Mechanism deep dive: Attia #337 with Ralph DeFronzo — insulin resistance masterclass

What this means in practice

For most people, the fastest return comes from the lifestyle foundations: (1) movement, (2) fat loss where appropriate, and (3) reducing glucotoxicity. Pharmacology tends to work best when layered onto these foundations rather than used in isolation.

When increasing activity: Many people find that pre-planned insulin reductions prevent hypoglycaemia from becoming the limiting factor.
Nutrition shifts: Favouring fibre-rich foods, limiting saturated fat load, and maintaining a modest energy deficit (around 500-1,000 kcal/day) can meaningfully reduce lipid-driven insulin resistance over time.
When pursuing fat loss: Protecting muscle through adequate protein (around 1.5-2.0 g/kg/day) and resistance training (3-4 times per week) tends to preserve the metabolic benefit.
GLP-1 and dual agonists: Insulin needs can fall quickly (often around 30% early on), and bolus timing may need adjustment due to slower gastric emptying.
SGLT-2 inhibitors: Ketone education, sick-day rules, hydration, and clear stop rules are the non-negotiable foundation for safe use.

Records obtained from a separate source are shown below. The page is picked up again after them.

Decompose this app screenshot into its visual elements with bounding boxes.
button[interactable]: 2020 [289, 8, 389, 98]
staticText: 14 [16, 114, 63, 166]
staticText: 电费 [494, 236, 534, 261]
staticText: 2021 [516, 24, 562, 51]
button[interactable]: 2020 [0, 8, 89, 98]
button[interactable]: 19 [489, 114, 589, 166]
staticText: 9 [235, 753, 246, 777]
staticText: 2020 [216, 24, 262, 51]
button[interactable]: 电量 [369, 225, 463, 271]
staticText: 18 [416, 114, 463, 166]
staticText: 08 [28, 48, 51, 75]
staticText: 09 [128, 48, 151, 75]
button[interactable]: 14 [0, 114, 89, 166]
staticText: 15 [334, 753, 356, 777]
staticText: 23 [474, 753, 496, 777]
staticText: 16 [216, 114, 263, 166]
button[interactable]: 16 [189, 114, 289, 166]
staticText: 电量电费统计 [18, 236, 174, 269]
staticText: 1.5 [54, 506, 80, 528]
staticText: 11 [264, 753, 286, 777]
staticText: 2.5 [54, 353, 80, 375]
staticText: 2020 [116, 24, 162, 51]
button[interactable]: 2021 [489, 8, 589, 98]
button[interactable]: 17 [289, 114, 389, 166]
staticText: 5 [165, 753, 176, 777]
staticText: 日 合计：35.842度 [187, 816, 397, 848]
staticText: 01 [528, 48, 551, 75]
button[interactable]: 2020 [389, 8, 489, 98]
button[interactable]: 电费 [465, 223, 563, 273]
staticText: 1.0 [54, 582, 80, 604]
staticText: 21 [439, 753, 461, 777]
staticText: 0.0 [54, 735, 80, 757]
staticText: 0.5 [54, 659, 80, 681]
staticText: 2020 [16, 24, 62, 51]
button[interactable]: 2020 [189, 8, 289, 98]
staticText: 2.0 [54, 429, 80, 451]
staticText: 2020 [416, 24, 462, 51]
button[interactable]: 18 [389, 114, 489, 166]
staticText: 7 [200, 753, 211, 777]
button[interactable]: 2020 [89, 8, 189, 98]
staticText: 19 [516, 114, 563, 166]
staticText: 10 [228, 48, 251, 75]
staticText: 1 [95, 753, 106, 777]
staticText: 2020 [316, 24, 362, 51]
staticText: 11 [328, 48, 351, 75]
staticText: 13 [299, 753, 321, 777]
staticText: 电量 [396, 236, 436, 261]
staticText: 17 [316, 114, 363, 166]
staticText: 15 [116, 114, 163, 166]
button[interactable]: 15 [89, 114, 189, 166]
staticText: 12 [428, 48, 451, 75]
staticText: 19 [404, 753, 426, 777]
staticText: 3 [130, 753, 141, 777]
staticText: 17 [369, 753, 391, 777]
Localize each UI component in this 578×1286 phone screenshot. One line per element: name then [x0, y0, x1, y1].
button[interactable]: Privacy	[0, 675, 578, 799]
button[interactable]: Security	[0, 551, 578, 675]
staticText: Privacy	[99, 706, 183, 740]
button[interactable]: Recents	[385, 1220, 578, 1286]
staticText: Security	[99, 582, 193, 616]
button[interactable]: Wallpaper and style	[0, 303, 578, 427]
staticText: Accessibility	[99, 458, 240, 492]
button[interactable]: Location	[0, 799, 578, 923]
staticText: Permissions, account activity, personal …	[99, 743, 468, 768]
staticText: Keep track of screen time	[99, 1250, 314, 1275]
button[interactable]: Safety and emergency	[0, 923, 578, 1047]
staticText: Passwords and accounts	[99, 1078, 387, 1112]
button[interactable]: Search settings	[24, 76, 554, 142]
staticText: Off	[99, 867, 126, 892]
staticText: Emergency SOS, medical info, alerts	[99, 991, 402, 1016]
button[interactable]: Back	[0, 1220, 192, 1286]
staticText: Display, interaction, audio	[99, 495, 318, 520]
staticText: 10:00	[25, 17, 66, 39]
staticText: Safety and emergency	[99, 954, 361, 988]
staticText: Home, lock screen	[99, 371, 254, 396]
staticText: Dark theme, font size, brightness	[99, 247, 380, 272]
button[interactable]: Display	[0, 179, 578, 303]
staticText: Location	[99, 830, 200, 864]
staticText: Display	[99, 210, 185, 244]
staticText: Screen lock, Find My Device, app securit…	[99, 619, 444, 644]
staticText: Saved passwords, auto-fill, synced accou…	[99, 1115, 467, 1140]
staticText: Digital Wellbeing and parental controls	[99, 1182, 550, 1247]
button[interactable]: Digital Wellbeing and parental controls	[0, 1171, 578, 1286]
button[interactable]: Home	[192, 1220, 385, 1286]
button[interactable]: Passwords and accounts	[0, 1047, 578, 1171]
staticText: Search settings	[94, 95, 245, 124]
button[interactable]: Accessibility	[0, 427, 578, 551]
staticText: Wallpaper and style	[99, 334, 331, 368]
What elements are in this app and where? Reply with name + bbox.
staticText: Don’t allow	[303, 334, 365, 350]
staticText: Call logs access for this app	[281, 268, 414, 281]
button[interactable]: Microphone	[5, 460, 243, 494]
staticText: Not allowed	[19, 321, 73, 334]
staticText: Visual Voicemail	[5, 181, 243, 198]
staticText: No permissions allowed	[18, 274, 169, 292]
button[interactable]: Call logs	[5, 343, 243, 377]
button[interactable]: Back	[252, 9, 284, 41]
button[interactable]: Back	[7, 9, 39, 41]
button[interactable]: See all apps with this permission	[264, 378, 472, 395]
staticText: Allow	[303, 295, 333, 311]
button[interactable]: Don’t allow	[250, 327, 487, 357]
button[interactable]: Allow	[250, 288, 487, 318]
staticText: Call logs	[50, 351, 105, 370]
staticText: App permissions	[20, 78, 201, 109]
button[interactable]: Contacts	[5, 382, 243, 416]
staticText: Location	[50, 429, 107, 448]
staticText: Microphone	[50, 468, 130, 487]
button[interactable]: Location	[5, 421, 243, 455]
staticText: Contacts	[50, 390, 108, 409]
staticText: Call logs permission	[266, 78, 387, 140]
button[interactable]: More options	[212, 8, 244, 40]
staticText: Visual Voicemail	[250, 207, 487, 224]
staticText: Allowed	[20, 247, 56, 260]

The goal is not to do everything. The goal is to choose the smallest set of levers that measurably reduces insulin dose requirements, improves predictability, and lowers glucose exposure over time — worth exploring with your diabetes care team.

This content is for educational exploration only. It describes average responses and general principles. It is not medical advice and cannot replace individual clinical guidance from your diabetes care team.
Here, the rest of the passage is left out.